Shuffle Along: Theater review by David Cote
The full title of this extraordinary showbiz excavation-renovation masterminded by George C. Wolfe—Shuffle Along or The Making of the Musical Sensation of 1921 and All That Followed—is very precisely worded. His first act concerns blackface vaudeville comedians F.E. Miller (Brian Stokes Mitchell) and Aubrey Lyles (Billy Porter) teaming up with debonair songwriters Noble Sissle (Joshua Henry) and Eubie Blake (Brandon Victor Dixon) to create the groundbreaking musical Shuffle Along. Among other things, the show ended the romance color barrier by depicting African-American characters in love scenes. After intermission, once their baby has become the toast of Broadway, we learn about “all that followed.”
The first half is sensational; the second is difficult, in terms of our heroes’ postsuccess fates and how engagingly their narratives play out. But with a cast this incandescent (I haven’t even mentioned Audra McDonald’s tender, guarded brilliance as diva Lottie Gee) and Wolfe staging a constant flow of miracles, there’s an abundance of joy and style that smooths over stylistic rough edges and knotty stitching of history to myth. Is it bizarre that we leave this passionate homage humming Sissle and Blake’s dreamy standards—“Love Will Find a Way” and “I’m Just Wild About Harry”—but with almost no sense of Miller and Lyles’s book?
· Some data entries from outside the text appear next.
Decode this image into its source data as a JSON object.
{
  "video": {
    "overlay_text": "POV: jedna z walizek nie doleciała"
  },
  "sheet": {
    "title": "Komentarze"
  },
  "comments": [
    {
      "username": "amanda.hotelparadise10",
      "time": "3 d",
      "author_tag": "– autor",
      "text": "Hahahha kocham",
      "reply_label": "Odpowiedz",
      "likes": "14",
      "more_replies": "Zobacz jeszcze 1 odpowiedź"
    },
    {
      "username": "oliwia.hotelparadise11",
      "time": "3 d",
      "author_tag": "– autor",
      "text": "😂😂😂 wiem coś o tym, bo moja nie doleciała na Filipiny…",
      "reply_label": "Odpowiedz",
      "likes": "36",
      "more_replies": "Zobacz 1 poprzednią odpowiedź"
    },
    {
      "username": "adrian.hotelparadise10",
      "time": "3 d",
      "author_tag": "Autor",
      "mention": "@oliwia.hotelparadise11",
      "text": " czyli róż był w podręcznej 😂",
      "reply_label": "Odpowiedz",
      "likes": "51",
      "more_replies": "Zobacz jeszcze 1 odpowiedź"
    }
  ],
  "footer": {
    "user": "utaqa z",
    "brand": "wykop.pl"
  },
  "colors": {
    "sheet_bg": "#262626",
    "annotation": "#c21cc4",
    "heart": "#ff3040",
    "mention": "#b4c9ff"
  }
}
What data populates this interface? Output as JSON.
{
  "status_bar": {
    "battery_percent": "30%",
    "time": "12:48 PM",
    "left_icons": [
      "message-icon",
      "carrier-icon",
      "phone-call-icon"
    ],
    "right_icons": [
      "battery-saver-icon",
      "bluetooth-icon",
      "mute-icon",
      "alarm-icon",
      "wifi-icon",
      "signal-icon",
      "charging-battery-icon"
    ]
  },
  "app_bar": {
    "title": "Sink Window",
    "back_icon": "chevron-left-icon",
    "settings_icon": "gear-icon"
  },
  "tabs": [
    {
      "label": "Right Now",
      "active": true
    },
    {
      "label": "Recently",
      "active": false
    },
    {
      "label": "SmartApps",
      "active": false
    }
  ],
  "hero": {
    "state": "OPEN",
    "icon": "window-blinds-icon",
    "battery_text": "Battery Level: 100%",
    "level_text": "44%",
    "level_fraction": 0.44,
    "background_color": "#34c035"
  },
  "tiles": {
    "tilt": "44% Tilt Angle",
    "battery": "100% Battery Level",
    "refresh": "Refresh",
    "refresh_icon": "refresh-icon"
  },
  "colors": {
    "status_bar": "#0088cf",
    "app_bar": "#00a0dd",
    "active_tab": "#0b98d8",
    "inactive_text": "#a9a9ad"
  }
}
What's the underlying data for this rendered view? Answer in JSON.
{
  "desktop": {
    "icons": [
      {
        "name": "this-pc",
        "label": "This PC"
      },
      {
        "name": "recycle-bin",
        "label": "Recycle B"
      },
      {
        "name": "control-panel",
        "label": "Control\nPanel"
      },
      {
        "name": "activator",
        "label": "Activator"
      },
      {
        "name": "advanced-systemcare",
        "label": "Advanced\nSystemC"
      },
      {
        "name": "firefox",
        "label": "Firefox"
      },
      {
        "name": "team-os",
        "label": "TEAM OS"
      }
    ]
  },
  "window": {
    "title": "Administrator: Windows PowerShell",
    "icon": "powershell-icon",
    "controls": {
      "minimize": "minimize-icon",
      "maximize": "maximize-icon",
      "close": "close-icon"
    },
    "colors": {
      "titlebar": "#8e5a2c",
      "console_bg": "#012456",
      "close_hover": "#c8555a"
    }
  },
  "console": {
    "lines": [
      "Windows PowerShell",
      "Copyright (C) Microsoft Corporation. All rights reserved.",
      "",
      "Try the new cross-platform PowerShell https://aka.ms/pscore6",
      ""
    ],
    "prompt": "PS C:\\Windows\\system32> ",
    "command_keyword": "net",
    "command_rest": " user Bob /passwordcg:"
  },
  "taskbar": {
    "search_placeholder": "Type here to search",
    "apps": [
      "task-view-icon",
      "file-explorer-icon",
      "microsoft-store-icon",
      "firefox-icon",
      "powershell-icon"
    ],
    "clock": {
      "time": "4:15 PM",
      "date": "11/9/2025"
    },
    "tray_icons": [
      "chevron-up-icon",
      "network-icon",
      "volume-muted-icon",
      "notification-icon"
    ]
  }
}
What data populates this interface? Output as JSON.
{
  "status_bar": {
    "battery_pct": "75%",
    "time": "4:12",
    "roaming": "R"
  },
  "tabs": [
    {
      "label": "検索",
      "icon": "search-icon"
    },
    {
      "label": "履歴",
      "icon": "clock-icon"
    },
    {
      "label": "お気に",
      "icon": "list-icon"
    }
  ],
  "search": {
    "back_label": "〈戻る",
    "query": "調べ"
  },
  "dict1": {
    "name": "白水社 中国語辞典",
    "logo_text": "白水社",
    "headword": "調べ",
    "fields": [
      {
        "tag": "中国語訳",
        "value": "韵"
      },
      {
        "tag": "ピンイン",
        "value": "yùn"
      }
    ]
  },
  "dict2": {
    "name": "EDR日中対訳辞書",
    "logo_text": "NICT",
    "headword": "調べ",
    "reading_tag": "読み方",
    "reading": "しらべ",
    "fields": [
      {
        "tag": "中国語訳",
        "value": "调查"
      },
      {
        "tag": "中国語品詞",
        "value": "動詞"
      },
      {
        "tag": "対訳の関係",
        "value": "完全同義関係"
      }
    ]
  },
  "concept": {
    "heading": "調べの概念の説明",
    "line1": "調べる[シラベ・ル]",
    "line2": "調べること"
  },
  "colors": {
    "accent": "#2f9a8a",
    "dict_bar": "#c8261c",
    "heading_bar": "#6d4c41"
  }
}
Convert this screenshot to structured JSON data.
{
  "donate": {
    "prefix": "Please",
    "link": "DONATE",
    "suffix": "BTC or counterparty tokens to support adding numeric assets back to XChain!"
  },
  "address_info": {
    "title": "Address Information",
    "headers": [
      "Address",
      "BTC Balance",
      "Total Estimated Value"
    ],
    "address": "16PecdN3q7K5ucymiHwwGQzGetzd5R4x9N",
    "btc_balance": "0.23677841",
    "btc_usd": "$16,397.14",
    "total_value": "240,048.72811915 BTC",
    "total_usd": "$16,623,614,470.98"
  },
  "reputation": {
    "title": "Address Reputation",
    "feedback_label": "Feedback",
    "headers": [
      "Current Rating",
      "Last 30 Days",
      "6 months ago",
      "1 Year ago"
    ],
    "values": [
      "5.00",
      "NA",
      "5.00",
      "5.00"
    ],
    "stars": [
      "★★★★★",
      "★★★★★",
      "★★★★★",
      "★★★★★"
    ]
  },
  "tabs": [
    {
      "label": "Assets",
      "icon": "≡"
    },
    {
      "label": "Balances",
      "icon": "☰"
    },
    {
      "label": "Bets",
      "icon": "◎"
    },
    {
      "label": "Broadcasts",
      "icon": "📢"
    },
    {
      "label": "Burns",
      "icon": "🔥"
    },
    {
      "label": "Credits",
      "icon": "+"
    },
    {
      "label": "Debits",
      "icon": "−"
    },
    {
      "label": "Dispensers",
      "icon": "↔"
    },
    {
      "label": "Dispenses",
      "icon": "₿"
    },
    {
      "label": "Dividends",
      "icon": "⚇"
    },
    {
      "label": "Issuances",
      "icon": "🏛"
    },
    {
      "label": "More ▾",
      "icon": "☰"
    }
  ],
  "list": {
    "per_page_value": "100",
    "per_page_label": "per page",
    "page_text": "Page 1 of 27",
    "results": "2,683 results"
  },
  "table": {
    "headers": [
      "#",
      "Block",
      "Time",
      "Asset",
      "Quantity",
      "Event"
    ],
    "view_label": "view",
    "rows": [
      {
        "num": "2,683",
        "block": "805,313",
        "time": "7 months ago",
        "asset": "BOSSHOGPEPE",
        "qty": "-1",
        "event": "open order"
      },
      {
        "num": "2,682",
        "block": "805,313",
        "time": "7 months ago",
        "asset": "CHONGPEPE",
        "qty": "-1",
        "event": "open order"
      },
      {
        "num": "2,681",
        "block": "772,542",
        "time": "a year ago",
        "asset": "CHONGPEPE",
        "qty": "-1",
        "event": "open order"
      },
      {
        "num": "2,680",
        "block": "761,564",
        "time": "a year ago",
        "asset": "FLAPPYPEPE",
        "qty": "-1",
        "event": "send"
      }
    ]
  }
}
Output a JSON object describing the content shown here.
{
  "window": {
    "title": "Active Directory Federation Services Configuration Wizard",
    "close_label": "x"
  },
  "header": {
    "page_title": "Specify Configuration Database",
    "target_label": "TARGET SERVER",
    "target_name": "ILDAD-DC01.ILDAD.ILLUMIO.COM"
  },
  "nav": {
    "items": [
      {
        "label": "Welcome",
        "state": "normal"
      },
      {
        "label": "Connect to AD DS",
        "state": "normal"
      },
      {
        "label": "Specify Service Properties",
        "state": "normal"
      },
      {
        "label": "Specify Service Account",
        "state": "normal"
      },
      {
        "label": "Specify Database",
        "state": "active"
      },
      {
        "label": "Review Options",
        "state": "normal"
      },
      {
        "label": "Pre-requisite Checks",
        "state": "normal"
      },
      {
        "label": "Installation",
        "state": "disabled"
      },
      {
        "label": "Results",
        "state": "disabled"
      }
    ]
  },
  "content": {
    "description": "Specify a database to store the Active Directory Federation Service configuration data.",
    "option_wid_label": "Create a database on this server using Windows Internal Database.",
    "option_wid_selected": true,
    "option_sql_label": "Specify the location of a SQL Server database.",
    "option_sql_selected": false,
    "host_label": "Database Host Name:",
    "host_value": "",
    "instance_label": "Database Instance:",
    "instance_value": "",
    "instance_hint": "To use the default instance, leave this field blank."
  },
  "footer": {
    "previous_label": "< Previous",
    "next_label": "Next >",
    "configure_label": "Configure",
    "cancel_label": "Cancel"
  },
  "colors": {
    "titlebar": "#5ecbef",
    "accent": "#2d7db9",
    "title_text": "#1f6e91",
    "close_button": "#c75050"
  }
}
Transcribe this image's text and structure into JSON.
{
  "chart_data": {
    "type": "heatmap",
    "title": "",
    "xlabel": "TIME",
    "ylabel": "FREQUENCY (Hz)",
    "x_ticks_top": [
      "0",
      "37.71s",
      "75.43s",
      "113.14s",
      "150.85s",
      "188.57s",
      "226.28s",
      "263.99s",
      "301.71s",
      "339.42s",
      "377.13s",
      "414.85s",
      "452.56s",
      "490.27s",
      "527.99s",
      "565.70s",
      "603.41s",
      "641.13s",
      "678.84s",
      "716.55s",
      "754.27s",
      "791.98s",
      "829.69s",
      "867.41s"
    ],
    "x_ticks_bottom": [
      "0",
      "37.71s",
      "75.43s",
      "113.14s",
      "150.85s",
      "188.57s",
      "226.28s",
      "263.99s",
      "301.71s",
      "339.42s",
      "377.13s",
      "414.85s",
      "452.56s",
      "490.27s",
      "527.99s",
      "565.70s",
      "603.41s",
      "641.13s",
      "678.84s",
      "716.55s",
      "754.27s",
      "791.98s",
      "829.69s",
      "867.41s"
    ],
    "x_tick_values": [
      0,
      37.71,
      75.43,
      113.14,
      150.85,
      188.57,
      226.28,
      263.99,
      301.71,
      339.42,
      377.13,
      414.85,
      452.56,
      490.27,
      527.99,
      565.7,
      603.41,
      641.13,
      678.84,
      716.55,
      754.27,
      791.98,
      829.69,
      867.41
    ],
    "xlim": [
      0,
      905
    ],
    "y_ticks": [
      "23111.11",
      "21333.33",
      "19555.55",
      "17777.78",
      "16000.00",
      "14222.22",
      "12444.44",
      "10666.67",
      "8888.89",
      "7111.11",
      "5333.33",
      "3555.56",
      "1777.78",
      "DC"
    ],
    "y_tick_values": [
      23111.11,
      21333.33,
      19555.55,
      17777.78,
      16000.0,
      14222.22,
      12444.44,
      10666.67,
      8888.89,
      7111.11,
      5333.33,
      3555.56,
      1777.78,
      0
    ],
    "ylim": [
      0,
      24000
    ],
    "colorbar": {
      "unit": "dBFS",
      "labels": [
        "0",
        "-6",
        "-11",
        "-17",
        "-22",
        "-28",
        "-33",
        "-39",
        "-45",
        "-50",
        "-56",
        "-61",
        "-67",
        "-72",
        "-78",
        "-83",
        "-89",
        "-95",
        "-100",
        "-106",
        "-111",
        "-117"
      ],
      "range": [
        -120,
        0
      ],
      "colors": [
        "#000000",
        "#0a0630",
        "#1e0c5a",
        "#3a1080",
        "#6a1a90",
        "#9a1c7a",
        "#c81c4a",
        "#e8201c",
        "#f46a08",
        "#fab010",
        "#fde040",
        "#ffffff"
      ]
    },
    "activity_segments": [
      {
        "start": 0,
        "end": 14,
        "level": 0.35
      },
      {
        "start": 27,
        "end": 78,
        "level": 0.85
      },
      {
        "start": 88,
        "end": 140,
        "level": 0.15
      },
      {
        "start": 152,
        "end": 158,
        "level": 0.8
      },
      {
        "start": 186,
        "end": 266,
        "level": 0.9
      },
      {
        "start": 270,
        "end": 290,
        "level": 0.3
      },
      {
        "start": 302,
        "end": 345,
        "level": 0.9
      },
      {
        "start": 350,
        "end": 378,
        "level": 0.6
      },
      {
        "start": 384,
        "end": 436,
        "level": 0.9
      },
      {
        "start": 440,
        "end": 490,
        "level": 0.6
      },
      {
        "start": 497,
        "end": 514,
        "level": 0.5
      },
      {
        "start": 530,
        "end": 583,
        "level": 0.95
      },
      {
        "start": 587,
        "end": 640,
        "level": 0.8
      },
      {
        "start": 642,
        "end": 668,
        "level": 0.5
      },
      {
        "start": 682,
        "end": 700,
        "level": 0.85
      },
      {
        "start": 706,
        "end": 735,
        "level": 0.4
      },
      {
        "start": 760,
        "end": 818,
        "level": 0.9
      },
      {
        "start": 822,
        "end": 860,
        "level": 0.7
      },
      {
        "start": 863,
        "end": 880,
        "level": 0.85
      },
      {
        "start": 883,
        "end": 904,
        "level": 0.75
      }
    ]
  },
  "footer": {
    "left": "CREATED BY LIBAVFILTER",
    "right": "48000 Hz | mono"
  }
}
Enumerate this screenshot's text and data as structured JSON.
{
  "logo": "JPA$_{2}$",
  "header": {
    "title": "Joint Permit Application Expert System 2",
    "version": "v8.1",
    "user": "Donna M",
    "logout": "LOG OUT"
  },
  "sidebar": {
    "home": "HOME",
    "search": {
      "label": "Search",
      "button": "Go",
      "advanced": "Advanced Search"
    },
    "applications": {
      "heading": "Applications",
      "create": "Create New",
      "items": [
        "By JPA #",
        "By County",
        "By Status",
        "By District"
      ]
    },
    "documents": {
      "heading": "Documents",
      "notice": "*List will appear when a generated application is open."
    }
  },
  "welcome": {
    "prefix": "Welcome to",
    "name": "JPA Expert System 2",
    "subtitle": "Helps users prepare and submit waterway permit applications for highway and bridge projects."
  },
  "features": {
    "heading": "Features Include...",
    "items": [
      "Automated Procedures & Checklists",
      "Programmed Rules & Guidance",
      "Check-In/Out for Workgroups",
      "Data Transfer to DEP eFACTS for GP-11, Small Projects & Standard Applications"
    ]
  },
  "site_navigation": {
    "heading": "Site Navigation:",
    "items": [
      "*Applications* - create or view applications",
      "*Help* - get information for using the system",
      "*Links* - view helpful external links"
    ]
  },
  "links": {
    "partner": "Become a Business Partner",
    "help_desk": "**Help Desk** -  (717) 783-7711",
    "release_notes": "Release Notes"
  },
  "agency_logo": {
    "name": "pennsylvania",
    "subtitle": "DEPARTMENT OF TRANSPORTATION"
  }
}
However the Tony Awards may categorize it, Shuffle Along is not a revival by any stretch. It sets songs from Sissle and Blake’s catalogue (and ones Blake wrote with other lyricists) in a new book by Wolfe that tracks characters backstage, center stage and at the footlights addressing the audience. Actors in character explain, for example, how the company retailored antebellum-period dresses into racy chorus-girl outfits. (The dramaturgical tactic is vaguely Jersey Boys meets 42nd Street.) Given the obscurity into which the original Shuffle Along has fallen, the new work is part archaeological dig, part documentary, part Afropunk collage of fact and fantasy. Toward the end of the night, in reference to his age, Blake allows that he might have “rearranged the truth.” Wolfe has done the same, but it doesn’t make the result any less true.
Above all, we can luxuriate in a breathtaking piece of showmanship, featuring more talent crowding a stage than pretty much any other Broadway show at present (and yes, that includes Hamilton). And what outstanding design: Ann Roth’s Jazz Age suits and dresses practically Charleston without bodies in them; Jules Fisher and Peggy Eisenhauer engineer lighting coups, from tremulous spotlights to hot pinks and cool blues. And, given the matrix of tunes from various sources that are interspersed with old and new lyrics, music supervisor, orchestrator and arranger Daryl Waters does astounding work weaving it all into a whole.
Oh, and there’s dance—miles and miles of ecstatic, syncopated genius, courtesy of Savion Glover. The way Wolfe & Co. tell it, the subjects of their show opened the door for African-American entertainers then got pushed aside in the rush to enter. Shuffle allowed those who came after to sprint.—David Cote
Music Box Theatre (Broadway). Music and lyrics by Noble Sissle and Eubie Blake. Original book by F.E. Miller and Aubrey Lyles. Book by George C. Wolfe. Directed by Wolfe. With ensemble cast. Running time: 2hrs 40mins. One intermission.